The worst aspect of paternity fraud is that many women just do not recognise how wrong it is. This provides perhaps the most emphatic example of a common female mindset that men just don’t matter. A common perspective of women (the sinful 10%) is that it is perfectly reasonable for them to “choose” the father – after the event. That is, to choose who they wish to name as the father quite independently of the true biological father. Their objective, of course, is to optimise their financial position. Most women (in fact ~90%) are not so callous, of course. But in such a woman’s view, fatherhood is not decided by whose sperm was involved. Rather fatherhood is conferred by them, the mother, based on which man of their acquaintance has the best job.
How Serious is Paternity Fraud?
Paternity fraud is unique. It is simultaneously one of the most heinous of crimes, and yet is almost never punished despite also being far and away the most common of all crimes.
The effects of paternity fraud are threefold. Firstly, the child has a right to know its true father. There is a great deal of “the best interests of the child” in the literature about paternity identification, but as usual this is conflated with the best interests of the mother.
The falsely identified father faces two distinct hardships, both extremely onerous: financial and emotional. Even considered only as financial fraud it must rank as easily the most serious to which any ordinary person is subject. If you have your wallet stolen and someone empties all your bank accounts, takes all your savings and maxes out your credit cards, that’s a major blow. But that is insignificant compared with paying for the maintenance of a child (and perhaps a wife) for 18 years. And then there is the emotional destruction of finding that ‘your’ son or daughter isn’t! Perhaps after 18 years faithful devotion.

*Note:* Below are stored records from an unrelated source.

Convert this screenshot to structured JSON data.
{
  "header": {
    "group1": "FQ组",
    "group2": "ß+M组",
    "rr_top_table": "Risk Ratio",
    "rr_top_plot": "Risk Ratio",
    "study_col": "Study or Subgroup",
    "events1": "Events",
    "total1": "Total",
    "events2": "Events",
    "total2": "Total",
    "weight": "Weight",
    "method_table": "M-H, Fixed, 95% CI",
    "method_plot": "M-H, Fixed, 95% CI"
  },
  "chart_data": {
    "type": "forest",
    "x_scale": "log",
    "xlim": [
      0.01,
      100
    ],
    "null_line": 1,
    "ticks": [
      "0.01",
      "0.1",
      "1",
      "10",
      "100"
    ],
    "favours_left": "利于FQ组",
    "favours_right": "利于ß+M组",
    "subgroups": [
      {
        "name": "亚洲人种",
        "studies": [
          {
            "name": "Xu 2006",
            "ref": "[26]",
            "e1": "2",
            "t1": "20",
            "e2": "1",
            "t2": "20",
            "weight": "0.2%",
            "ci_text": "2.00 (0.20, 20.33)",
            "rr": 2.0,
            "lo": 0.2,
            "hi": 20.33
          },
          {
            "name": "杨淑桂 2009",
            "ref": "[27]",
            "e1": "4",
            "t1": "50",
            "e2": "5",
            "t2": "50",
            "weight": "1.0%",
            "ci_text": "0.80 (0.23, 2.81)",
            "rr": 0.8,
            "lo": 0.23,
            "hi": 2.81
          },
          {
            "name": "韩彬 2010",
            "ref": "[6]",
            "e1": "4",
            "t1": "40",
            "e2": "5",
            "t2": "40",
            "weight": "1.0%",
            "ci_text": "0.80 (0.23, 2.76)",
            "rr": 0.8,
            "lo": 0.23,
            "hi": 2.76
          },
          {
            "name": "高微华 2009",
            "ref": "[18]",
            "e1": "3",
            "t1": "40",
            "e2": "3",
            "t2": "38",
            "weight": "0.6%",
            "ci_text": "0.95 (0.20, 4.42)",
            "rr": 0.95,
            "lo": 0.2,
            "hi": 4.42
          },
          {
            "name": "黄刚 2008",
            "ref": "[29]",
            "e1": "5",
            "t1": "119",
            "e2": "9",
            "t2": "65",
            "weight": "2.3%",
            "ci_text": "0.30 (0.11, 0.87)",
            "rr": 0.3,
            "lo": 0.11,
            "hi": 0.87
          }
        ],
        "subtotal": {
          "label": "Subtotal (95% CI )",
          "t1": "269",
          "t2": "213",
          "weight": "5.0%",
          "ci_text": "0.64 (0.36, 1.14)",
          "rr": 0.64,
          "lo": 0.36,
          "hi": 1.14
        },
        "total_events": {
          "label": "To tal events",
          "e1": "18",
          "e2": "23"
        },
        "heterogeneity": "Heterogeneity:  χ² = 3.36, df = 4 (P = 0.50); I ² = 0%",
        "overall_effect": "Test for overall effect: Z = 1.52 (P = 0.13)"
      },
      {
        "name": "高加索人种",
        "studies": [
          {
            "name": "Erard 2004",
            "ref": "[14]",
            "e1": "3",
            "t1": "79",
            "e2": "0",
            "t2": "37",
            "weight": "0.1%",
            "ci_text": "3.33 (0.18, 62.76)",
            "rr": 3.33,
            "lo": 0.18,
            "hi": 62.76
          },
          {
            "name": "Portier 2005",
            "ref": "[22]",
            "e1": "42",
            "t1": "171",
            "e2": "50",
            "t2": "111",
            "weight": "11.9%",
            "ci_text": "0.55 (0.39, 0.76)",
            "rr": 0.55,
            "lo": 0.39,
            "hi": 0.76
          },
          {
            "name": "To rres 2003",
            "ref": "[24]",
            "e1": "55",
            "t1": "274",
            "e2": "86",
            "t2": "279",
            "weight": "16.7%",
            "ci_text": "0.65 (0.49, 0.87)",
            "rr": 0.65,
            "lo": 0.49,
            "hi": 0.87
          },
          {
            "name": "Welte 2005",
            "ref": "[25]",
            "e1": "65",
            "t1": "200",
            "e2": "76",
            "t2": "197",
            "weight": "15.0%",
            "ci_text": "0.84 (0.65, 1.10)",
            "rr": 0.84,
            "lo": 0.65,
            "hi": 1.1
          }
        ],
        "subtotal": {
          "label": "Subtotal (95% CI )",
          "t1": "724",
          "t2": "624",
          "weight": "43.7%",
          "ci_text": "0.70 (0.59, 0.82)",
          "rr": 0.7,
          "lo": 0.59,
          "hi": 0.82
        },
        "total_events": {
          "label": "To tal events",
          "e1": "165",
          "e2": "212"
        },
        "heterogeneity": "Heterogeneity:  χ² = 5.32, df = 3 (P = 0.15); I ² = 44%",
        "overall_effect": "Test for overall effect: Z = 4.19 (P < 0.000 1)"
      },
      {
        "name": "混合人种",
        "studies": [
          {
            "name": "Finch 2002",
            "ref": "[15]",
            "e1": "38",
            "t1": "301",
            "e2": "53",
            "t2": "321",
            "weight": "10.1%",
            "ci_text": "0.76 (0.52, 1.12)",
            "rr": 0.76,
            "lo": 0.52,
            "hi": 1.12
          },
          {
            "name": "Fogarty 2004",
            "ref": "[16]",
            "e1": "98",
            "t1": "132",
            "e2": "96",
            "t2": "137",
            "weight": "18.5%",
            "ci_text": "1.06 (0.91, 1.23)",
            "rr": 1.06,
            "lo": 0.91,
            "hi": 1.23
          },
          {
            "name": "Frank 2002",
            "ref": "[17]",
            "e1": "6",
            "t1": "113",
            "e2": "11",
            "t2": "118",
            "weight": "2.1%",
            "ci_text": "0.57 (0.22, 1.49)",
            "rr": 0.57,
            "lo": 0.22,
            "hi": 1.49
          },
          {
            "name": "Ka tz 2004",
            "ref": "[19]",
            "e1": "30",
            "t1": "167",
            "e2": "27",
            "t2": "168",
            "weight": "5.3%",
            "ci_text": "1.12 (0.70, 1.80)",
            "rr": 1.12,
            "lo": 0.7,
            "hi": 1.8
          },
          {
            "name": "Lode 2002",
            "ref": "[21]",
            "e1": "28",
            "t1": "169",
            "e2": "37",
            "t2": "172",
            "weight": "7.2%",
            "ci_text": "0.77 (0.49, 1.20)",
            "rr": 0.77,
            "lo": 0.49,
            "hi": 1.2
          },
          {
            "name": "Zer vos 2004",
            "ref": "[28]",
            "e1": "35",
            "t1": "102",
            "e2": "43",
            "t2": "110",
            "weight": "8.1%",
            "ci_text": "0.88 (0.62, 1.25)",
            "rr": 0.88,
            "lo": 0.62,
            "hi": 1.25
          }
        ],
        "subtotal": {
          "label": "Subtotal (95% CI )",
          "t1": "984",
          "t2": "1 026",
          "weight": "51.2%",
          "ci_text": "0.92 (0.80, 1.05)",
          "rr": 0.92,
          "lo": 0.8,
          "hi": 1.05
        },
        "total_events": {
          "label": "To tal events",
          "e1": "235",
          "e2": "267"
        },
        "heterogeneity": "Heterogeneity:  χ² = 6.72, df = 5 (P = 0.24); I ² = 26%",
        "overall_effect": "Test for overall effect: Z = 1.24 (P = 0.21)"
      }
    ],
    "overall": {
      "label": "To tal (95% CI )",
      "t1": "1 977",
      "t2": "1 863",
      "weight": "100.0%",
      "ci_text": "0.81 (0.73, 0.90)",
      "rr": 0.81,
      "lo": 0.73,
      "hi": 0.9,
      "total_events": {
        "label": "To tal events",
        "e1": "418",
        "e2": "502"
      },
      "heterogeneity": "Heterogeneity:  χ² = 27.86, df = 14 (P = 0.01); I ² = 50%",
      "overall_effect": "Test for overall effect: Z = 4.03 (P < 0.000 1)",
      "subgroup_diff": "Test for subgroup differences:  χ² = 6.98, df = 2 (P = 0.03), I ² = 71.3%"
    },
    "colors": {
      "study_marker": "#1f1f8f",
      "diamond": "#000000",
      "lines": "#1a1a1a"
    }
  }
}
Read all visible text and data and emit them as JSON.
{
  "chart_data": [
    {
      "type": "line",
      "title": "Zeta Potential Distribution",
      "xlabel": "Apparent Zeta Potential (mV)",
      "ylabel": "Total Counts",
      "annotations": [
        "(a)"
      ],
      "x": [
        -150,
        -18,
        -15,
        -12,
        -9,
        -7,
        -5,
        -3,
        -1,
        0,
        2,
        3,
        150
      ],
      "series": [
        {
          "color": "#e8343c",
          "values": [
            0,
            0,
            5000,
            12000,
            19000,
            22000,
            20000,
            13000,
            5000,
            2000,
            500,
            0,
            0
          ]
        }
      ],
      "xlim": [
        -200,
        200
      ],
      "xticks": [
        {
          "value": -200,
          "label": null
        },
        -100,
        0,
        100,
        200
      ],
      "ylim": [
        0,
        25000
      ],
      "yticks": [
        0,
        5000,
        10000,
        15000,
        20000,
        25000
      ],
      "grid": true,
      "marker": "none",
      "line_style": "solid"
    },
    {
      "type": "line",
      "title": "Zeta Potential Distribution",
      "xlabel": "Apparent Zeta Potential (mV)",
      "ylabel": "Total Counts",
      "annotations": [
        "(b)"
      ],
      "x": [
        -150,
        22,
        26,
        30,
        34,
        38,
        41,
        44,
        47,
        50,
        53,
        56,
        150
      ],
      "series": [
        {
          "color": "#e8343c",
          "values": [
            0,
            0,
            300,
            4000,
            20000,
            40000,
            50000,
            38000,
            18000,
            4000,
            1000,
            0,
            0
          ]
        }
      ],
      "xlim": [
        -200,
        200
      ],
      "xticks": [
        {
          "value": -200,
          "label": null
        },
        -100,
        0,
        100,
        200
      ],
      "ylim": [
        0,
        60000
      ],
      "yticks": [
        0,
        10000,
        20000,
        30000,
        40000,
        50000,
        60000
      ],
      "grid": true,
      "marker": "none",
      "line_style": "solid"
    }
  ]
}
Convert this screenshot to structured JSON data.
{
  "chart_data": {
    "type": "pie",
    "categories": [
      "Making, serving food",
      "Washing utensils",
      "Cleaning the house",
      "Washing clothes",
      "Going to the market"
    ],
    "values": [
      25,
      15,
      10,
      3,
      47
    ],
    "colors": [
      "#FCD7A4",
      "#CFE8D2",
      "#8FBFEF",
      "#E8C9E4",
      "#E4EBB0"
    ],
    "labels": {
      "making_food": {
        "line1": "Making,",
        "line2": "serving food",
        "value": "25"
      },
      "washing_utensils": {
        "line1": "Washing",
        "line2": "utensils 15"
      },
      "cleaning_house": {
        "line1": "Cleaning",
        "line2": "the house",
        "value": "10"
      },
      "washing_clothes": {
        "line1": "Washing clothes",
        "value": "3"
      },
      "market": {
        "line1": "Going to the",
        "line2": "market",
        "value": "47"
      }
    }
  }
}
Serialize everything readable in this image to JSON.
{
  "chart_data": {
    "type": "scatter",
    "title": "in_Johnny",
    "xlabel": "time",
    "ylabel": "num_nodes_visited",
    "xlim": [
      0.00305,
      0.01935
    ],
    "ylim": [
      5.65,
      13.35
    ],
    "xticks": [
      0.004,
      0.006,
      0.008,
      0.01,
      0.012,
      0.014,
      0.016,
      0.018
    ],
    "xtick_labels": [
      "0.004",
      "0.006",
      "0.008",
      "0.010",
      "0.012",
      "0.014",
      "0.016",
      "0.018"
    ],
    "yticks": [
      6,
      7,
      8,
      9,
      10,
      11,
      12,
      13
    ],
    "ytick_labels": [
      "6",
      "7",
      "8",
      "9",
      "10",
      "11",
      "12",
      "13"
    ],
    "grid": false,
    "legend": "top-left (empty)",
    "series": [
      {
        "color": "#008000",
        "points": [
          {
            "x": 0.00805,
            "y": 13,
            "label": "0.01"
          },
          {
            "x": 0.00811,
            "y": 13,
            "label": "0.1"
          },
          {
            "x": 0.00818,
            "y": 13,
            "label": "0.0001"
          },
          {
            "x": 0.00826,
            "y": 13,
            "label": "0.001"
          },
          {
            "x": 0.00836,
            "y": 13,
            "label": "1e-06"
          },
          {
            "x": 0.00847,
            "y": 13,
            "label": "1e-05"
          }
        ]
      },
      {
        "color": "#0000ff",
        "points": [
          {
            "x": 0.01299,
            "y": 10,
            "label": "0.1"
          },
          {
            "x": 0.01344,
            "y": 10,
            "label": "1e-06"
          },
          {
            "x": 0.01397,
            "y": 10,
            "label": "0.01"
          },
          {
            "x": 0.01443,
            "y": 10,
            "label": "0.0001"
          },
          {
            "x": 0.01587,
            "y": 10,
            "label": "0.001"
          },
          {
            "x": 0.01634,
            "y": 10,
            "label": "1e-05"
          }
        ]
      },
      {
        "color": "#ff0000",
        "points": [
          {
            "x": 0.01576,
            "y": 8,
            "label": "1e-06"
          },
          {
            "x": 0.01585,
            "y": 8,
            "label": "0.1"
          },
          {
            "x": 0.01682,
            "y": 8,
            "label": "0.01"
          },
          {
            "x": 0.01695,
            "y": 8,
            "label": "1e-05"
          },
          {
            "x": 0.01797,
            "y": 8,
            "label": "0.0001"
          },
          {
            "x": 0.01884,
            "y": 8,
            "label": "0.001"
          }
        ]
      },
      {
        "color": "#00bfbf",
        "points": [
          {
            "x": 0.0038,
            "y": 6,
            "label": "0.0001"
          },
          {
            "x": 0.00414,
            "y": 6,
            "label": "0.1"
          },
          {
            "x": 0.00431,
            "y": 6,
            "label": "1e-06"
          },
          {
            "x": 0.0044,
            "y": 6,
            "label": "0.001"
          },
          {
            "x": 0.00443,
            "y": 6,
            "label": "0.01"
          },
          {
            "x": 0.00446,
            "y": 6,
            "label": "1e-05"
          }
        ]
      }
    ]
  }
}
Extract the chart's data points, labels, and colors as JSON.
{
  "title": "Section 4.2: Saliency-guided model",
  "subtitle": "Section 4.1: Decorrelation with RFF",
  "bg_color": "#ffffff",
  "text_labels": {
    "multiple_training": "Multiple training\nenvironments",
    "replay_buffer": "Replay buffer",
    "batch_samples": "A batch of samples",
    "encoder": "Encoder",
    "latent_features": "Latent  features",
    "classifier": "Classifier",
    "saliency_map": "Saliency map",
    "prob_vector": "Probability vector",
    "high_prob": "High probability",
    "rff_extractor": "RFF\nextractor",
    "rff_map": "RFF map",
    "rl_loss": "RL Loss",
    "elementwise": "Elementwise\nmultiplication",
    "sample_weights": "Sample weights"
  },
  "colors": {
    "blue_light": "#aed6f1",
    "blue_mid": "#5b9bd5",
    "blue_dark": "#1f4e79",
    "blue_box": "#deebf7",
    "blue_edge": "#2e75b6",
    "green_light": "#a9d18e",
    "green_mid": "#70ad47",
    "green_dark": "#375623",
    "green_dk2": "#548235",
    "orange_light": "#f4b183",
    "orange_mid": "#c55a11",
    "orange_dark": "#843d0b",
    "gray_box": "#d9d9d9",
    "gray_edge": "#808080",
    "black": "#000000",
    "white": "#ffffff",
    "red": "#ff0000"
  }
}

In my blog on the Corston Report you may recall that the good Baroness claimed that men cannot comprehend how awful prison is for women. But many women appear to have a comprehension problem as regards the appallingly destructive nature of paternity fraud. Paternity crime is inflicted callously with no remorse and no recognition by the perpetrator that the matter is particularly serious.
References (other than those linked directly above)
- Mark A Bellis, Karen Hughes, Sara Hughes and John R Ashton, “Measuring paternal discrepancy and its public health consequences”, Journal of Epidemiology and Community Health 59 (2005) 749-754.